Analysis of scRNAseq data of cells with > 2000 genes detected (n = 261) and including 1 row of the sorting plate with aberrant transcriptional profiles. a, Unsupervised clustering using SC3 on EMPs (n = 87), adult BC (n = 76) and LCs (n = 98) using clustering parameters k = 4. Heatmaps of the top 15 marker genes for each cluster and their corresponding normalized expression are displayed (AUC > 0.8 and Wilcoxon signed rank test FDR adjusted p-value < 0.01). Columns represent single cells, colour-coded by their respective lineage. b,c, Dimensionality reduction using t-Distributed Stochastic Neighbor Embedding (b) and Principal Component Analysis (c), every dot (n = 261) represents one cell with the colour representing either cell-type or the assigned SC3 cluster represented in a respectively. d, Scatter plot with the X-axis representing the proportion of BC-specific marker genes detected by SC3 (n = 53 cells) and the Y-axis LC-specific marker genes (n = 47 cells). Marker genes were selected to be expressed in at least 75% of the respective cell type and in less than 25% of the opposite cell type. The proportion of expressed markers is computed as the fraction of markers with > 0 expression over the total number of markers. Every dot (n = 261) represents one cell and are colour-coded according to cell type. Aberrant BC cells with low number of genes detected and aberrant LC/BC cells stemming from 1 row in the plate show a pseudo-hybrid signature and don’t cluster with their respective cell types.

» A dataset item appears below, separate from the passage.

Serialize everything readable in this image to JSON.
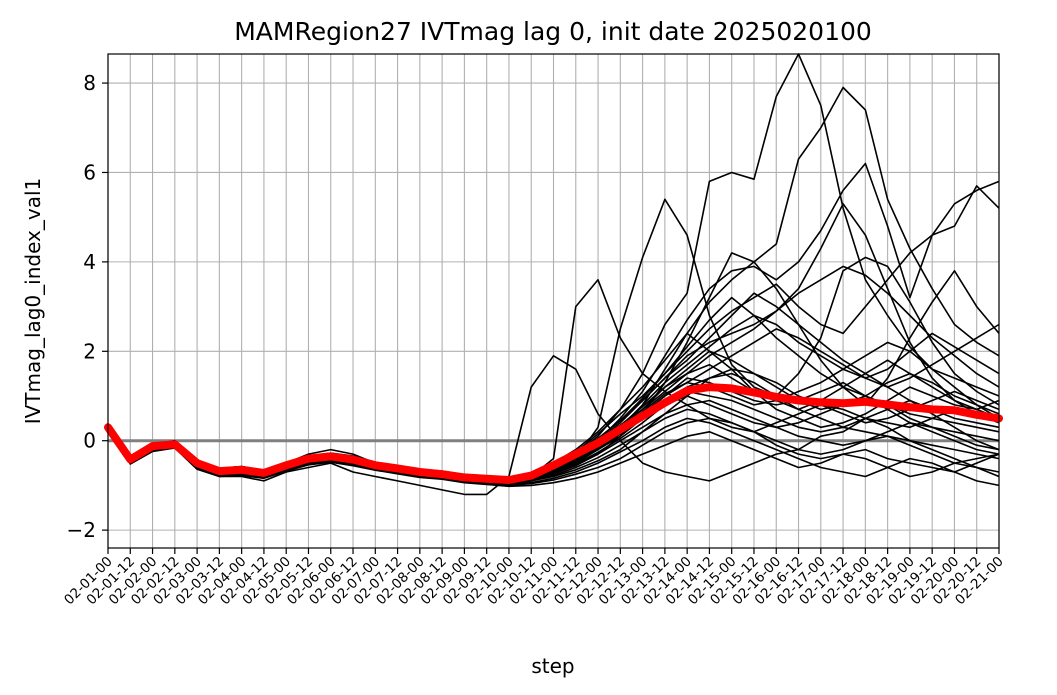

a, Heatmap showing scRNAseq expression within Lgr5-GFP + E14 subclusters including Lgr5 + EMP (n = 68) and stromal mesenchymal cells (n = 11). Marker genes are obtained from the scRNAseq data comparing LC (n = 73) to BC cells (n = 45) using SC3 with clustering parameter k = 2 and selecting marker genes with an AUC > 0.8 and a Wilcoxon signed rank test FDR adjusted p-value < 0.01. Expression of epithelial markers Krt14, Krt5 and Krt8 is also shown. The heatmap colouring represents the normalized expression in the scRNAseq where rows represent the top 27 marker genes for each cluster and columns represent EMP cells. b-e, Scatter plots depicting the correlation between the proportion of BC-specific (n = 53 cells) (b) and LC specific markers detected (n = 47 cells)(d) and total number of genes detected before (c) and after correction (e). Each dot (n = 193) represents a single cell, and colour represents cell type. Correction was performed using a robust linear model for each cell type using the rlm function in R, depicted for each population as a straight line with 95% confidence interval.
a-d, Immunofluorescence analysis K8, K14 and p63 (a), K8, K14 and GFP (b, c) and K14, GFP and Foxa1 (d) in WT (a) and in K8rtta/TetOCre/DNp63-IRES-GFP mice 2 weeks following the expression of p63-IRES-GFP in LCs (b-d) (6 mice analysed). Arrowheads point to hybrid GFP + cells, coexpressing luminal and basal markers. Arrow points to GFP + K14 + K8- cell at the basal membrane. e, Venn diagram showing the important and statistically significant overlap between the genes upregulated by 2 fold in BCs compared to LCs (adult basal signature) and the genes upregulated by p63 in LCs (p63 LC signature). The gene lists were derived by comparing the means of RNAseq data (n = 2 for p63, WT LC and WT BC). Enrichment p value was calculated using the hypergeometric test performed with R software without adjustment, to test if these 2 data sets of 802 and 2860 genes have a significantly higher overlap (295 genes) than 2 data sets of the same size chosen randomly.